Democrazia diretta: da chi?

Un consistente numero domanda di votazioni popolari sembra imperversare per ogni dove.
Dalla Catalogna alla Turchia, passando per l’Australia, la California, Berlino e il Regno Unito, il fascino della democrazia diretta sembra aggregare, convintamente, innumerevoli consensi.
L’Italia, nel contempo, non è rimasta indenne al fascino di tale istanza partecipativa.

Difatti, la democrazia ibrida italiana- per parafrasare Ilvo Diamanti- denuncia, a gran voce, la “crisi” della democrazia rappresentativa, oggi, apertamente sfidata dalla democrazia diretta.

Tra le varie cause, la delegittimazione dei corpi intermedi affonda, però, le proprie radici nel peculiare sistema partitico italiano.

La conventio ad excludendumper un lungo periodo, del più grande partito comunista dell’Europa occidentale, un partito democristiano colossale, ma fortemente articolato in correnti, che per di più di quarantacinque anni ha tenuto le chiavi del governo, la debolezza di un partito socialista, a più riprese colpito da divisioni e scissioni, e il terremoto giudiziario degli anni ’90 che pose in stato d’accusa il ceto dirigente dei partiti di governo, non risparmiando nessun “santuario politico”, rappresentano il prisma migliore attraverso cui guardare alla contingente disintermediazione.

In Italia, alla sfiducia verso i tradizionali organismi e meccanismi rappresentativi è corrisposta un’implementazione della E-democracy, di cui gli esponenti del M5S sono stati i pionieri; difatti, la “rivoluzione della democrazia diretta rappresenta ab origine  uno dei capisaldi delle politiche perseguite dal M5S.
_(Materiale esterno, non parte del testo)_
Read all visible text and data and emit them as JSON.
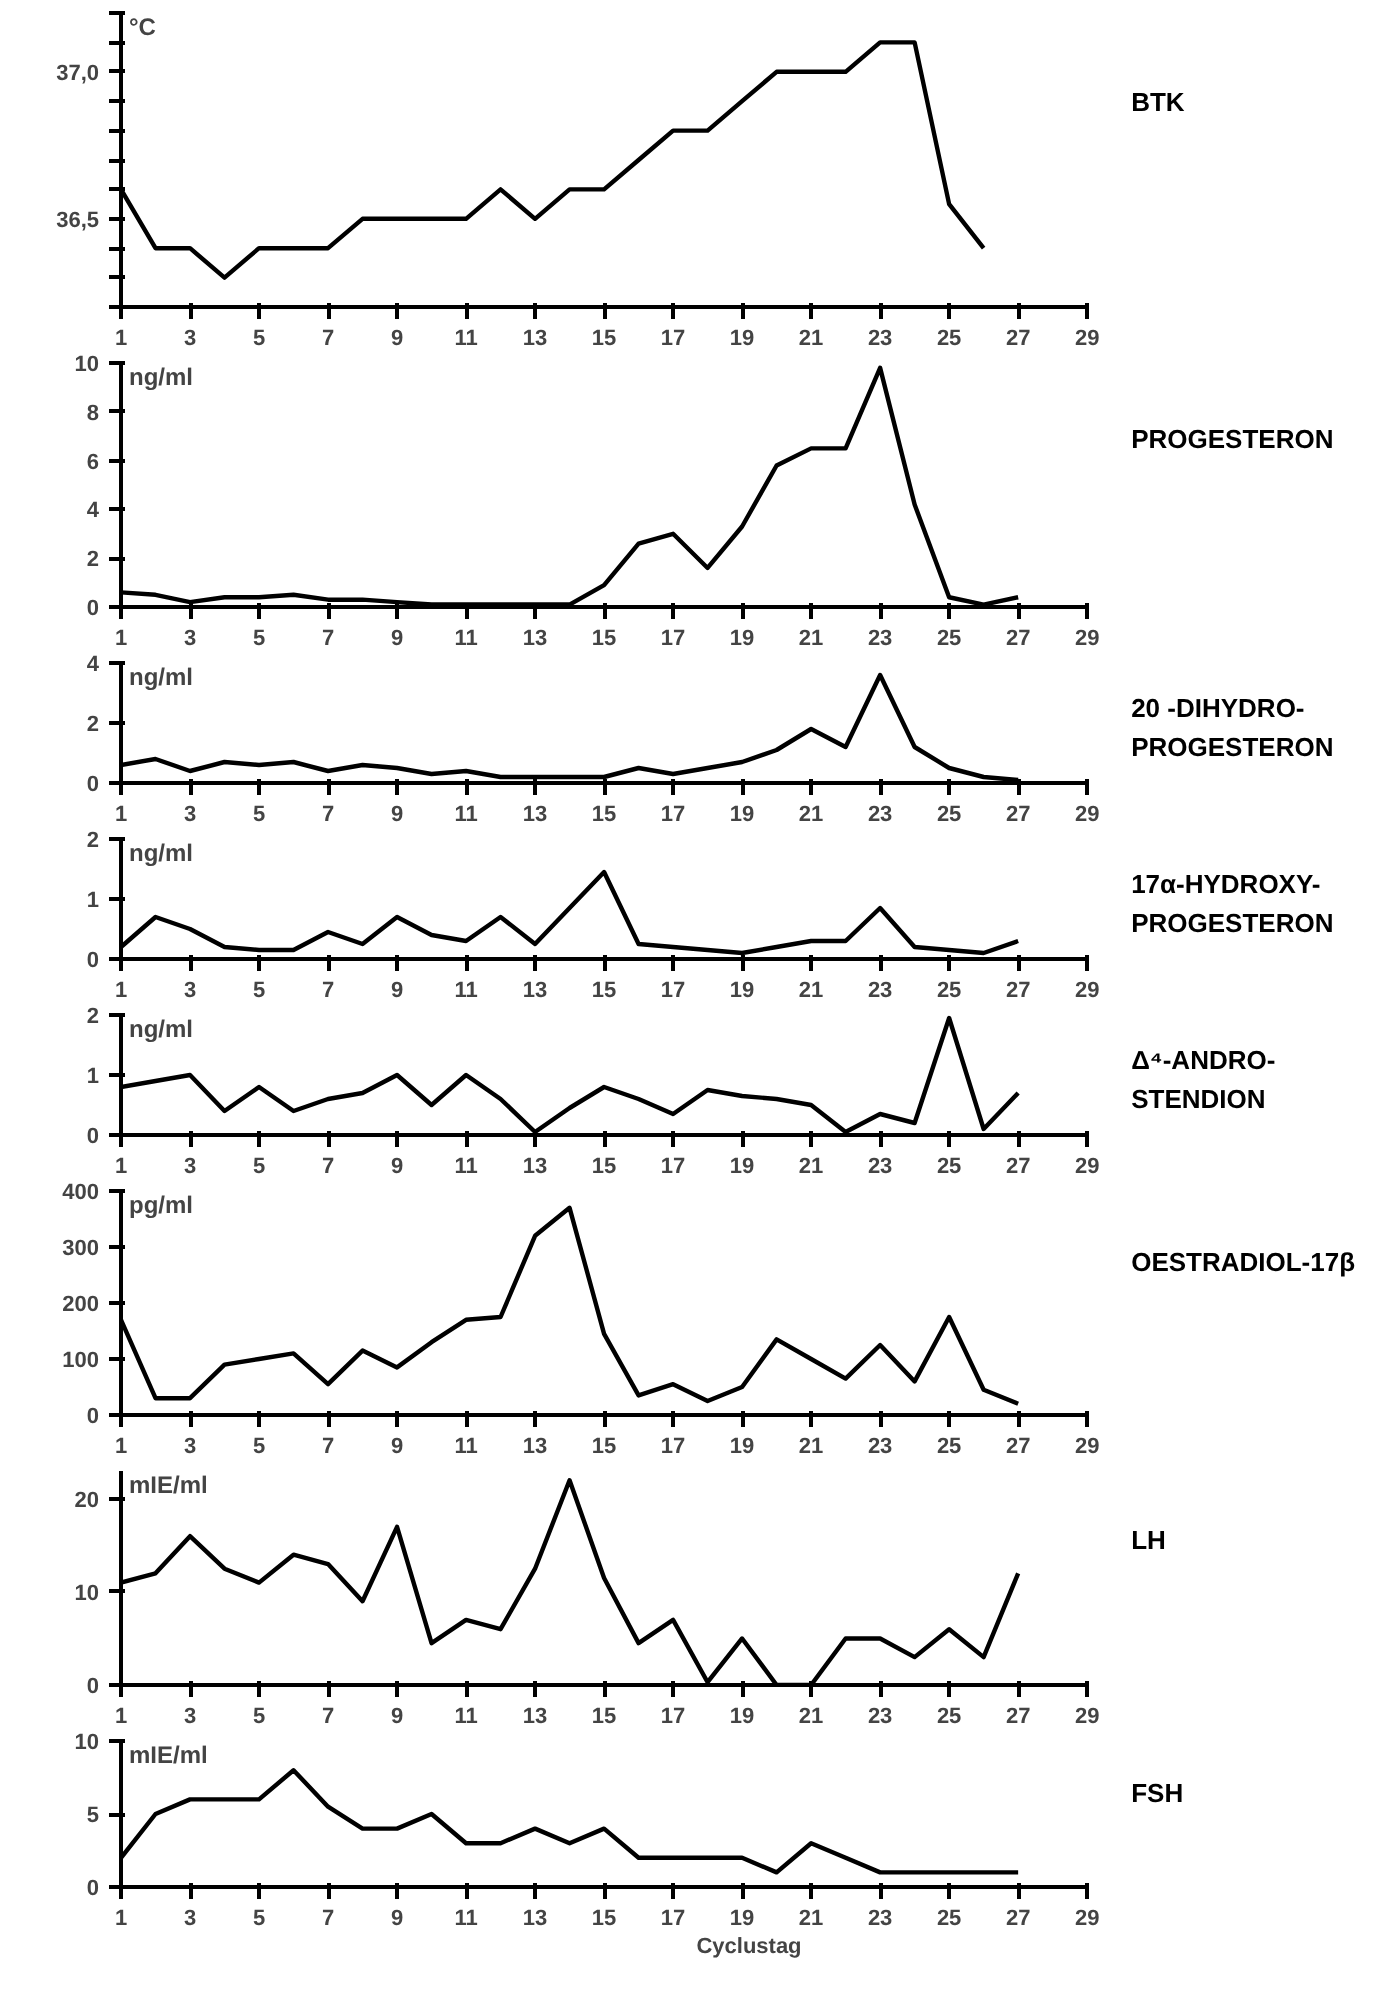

La piattaforma Rousseau rappresenta il canale di accesso alla piazza telematica pentastellata: essa non è open source, ma risulta accessibile soltanto agli iscritti al Movimento, i quali per accedervi sono giocoforza costretti a cederle i propri profili telematici. Questo sistema tecno-sociale implica, dunque, delle criticità non trascurabili delle quali non è questa la sede di un’analitica disamina, al netto di alcune ricognizioni sistematiche: non vi è una costante validazione dei risultati delle votazioni che si svolgono sulla piattaforma da parte di un ente certificatore terzo e imparziale, vi è una carente tutela dei dati personali, esula dal tema del digital divide e, soprattutto, manca il momento dibattimentale tra gli iscritti, prodromico alla formulazione di decisioni politiche che siano realmente recettive delle istanze popolari. Un momento dibattimentale che- come ha dimostrato lo scienziato politico James Fishkin con i deliberative polls– connota di sé un voto consapevole ed informato, di cui si avverte una vitale necessità a fronte dell’opacità e dell’ambiguità del “requisito indiretto” della democrazia diretta, ovvero il potere- spesso strumentale- di definire la domanda su cui i votanti sono chiamati a pronunciarsi.
Alla presunta relazione dicotomica tra democrazia rappresentativa e democrazia diretta sembra, però, farsi strada, ragionevolmente, un sotto-modello rappresentativo-partecipativo, frutto dell’ innesto – per citare Massimo Luciani- degli istituti di democrazia partecipativa sul tronco del sistema rappresentativo. I rami partecipativi potranno, però, sanare e correggere alcune disfunzioni proprie del regime rappresentativo soltanto fregiandosi di un’autorevole classe dirigente e di un elettorato cosciente e responsabilizzato.

Decidere senza conoscere, difatti, espone la democrazia al rischio di degenerazioni oligarchiche ed oclocratiche, in cui il fittizio e indefinito coinvolgimento dei cittadini cela una democrazia farlocca, ipocritamente etero-diretta.

Per citare Sabino Cassese,“educare alla democrazia è ormai diventato un problema di democrazia”.

Alla pretesa di votare sempre e comunque dovremmo, forse, surrogare l’onestà intellettuale e la strenua volontà di avere piena contezza di ciò su cui siamo chiamati ad esprimerci.